さらに雷も鳴り出し、明らかに穏やかでない状況に陥る。

(なんだ。何が来る!?)

その場の全員が空を見上げる中、一際大きな雷鳴とともに渦の中心が裂け、まばゆい光とともに何者かが現れた。

そのものは現れたと同時に私の周りの魔物を一掃し降り立った。
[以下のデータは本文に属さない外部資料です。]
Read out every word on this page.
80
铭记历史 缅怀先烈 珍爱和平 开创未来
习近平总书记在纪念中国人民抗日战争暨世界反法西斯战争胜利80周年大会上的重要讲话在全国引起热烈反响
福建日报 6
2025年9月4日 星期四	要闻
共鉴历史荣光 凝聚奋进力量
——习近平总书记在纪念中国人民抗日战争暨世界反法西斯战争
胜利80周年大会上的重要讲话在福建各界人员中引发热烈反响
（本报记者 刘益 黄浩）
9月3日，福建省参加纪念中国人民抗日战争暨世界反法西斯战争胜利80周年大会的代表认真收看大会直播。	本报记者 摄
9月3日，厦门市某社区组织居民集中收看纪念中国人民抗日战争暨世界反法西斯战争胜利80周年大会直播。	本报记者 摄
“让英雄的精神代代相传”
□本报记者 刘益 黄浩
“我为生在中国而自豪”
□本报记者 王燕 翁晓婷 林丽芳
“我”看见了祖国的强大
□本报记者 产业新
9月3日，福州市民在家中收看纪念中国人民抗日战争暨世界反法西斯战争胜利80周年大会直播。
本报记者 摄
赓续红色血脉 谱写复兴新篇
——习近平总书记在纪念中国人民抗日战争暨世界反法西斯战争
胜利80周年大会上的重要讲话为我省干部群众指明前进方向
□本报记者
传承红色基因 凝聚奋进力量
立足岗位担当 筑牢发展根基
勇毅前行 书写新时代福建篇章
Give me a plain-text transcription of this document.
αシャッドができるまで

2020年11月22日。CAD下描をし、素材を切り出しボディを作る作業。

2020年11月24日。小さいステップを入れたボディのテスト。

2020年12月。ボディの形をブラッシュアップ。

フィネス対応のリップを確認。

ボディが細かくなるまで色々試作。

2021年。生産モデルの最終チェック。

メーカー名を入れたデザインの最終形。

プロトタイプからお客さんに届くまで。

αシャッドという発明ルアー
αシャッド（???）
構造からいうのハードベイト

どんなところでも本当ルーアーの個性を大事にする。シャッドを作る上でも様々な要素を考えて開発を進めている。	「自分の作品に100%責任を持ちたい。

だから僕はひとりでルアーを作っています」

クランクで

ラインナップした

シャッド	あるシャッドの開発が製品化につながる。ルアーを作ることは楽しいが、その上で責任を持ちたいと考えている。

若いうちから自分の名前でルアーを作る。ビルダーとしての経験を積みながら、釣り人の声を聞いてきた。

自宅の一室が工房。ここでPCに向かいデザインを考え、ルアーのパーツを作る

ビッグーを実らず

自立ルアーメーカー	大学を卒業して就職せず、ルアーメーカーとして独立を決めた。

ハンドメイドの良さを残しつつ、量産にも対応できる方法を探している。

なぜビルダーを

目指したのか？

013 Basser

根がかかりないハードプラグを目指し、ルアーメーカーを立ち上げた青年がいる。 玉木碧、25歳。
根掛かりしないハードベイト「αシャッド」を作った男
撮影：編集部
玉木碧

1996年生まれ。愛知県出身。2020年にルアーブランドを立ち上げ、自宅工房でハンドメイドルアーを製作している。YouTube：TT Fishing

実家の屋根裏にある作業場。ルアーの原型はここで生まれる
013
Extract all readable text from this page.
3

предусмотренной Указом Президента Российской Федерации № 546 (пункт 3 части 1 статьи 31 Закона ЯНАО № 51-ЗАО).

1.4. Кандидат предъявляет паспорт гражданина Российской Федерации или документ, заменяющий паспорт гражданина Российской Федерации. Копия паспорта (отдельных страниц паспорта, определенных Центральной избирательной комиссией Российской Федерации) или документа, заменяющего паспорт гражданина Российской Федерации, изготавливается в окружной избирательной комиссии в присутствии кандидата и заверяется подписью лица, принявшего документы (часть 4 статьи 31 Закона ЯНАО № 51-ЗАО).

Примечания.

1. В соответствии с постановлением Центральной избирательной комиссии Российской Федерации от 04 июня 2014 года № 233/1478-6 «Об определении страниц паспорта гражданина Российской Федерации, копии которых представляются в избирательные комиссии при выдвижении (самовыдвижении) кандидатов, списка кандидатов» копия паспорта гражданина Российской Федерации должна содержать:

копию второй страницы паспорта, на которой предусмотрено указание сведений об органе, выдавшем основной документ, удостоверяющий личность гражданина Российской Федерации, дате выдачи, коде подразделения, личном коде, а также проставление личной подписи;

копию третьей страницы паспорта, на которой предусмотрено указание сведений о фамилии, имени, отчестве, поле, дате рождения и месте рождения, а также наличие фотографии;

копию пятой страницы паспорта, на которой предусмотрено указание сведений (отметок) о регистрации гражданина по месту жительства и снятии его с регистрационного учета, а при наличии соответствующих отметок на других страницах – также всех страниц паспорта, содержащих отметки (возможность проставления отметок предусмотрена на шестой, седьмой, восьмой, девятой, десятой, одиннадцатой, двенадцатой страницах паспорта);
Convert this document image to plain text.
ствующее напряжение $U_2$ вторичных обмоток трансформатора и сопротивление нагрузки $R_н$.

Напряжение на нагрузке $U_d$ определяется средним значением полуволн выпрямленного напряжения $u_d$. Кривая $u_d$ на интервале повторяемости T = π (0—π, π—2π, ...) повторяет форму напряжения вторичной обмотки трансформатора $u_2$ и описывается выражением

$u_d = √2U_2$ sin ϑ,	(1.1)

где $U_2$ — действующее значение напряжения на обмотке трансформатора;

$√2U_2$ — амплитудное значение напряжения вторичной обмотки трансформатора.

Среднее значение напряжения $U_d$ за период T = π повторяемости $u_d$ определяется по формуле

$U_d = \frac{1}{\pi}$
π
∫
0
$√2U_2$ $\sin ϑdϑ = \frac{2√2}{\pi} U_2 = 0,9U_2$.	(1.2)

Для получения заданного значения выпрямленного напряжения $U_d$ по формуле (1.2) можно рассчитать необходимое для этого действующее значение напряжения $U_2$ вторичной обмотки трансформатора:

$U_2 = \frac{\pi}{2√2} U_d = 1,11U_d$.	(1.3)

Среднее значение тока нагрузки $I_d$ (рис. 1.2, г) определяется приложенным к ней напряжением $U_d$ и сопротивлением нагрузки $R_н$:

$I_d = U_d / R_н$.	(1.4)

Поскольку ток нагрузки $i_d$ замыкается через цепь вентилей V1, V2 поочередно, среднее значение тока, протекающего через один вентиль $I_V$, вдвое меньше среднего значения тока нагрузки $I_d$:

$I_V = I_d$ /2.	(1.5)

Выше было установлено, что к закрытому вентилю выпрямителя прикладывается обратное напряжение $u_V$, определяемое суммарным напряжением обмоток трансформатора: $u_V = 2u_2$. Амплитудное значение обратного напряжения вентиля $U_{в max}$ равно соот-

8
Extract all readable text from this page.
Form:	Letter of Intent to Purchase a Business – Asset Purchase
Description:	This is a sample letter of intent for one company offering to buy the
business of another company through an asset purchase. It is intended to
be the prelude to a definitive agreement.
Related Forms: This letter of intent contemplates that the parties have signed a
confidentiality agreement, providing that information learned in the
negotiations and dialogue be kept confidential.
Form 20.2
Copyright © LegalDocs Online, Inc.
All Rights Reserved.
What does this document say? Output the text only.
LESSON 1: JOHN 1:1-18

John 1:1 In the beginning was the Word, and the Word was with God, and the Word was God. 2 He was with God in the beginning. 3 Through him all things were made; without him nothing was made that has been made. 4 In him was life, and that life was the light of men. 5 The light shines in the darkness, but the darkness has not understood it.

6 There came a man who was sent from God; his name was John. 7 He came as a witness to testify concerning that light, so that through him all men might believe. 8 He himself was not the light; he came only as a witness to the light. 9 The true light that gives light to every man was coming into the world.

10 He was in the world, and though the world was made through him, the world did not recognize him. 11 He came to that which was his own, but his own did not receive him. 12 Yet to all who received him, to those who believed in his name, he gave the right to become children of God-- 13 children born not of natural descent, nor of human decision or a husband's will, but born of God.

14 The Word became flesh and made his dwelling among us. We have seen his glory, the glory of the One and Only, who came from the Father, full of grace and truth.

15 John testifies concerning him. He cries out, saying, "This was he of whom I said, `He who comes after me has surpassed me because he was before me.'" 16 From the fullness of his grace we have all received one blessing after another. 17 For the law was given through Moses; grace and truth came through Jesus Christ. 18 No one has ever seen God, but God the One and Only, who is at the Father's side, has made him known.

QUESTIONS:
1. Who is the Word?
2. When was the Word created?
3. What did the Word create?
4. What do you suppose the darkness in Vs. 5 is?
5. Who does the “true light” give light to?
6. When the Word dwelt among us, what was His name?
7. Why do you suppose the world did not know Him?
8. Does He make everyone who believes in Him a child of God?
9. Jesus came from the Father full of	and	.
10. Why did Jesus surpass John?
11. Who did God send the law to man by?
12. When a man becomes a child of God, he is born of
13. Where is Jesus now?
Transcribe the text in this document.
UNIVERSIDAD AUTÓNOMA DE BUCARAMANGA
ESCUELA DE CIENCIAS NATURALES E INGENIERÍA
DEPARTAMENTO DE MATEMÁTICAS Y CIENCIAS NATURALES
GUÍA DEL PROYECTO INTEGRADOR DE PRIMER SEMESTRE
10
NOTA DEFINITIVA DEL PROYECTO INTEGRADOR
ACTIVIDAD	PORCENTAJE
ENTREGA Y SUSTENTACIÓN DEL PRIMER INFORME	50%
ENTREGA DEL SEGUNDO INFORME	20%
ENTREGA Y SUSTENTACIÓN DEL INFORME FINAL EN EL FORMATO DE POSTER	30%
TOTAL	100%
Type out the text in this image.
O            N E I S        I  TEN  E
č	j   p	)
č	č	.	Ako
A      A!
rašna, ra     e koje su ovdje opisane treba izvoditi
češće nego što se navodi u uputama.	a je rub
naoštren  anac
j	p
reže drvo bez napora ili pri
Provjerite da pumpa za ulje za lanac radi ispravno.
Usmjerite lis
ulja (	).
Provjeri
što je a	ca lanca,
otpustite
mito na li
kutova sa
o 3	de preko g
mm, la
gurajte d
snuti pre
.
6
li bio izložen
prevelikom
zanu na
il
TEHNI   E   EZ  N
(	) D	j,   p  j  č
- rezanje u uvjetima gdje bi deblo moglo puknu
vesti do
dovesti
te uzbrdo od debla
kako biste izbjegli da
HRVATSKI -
そいつは白い羽を背中から生やした、明らかに天使の形相だった。

「何者だ!!」

「・・・」

そいつは何も言わずに青白く光る剣を取り出し、勇者の前で守るようにたつ。

「オリハルコン!?」

(最高級の物質だぞ!なぜそんなものをもっている!!)

そいつはなにも言わずすごいスピードで向かってくる。

「っ!?」

間一髪、剣で攻撃を受けた。

(重っ・・!こいつ、ただ者じゃない!)

相手の剣が翻し、次の攻撃をされる。

「くっ!」

(スピードも尋常じゃない!!勝てるか・・?)

その後も必死で抵抗するも、防戦一方だった。

「はあ・・・はあ・・・」

「・・・私の剣術についてこられるとは・・・驚きです」

「貴様っ!・・何者だ!」

「・・・しかしあなたは魔法を使わない・・。魔力量を見るに、魔法の勉強をサボりましたね?」

「うるせえ!」

「・・・剣だけでは、私には勝てません」

「っ!くそ!マジで誰なんだよ!!」

「・・・」

そいつはゆっくりと浮上する。そして、言った。

「我は一度世界を制した魔王、レストである!復活を世に示すため、神の御業を見せてやる!!」

「な!?レスト様だと!?」

魔王を語った者は右手を挙げる。するとその者を中心に巨大な魔法陣が展開される。

「あれは・・・水魔法の・・・」

その者が下を指さすと、魔法陣から雨のように水が降ってくる。

その雨粒に当たった魔物は斬られたように消滅してしまっていた。

「とんでもねえ・・・。こんなんありか・・?」

「本題は、ここからだ」

その者が指を鳴らすと、落ちていた雨粒が止まった。止まったのだ。雨粒が宙に浮き、とどまっている。

数秒すると、雨粒が魔物たちを切り刻み始めた。

(こんな・・・まさか、本当に・・・)

十秒もたたないうちに、城を包囲していた魔物は全滅した。

その者はてを挙げる。すると、雨粒が落ちた者も含めてすべて、時間を巻き戻したように魔法陣の中に戻っていった。

その者は私にてを向ける。

上空の魔法陣が私の上に巨大な水の塊を作る。

「お、おおおお許しください!魔王様!!」

しかし、その思い虚しく、攻撃は実行され、私は気絶した。


「・・・勇者よ、次会うときは敵か味方か、どっちだろうな・・・」

そういって、天使は去って行った。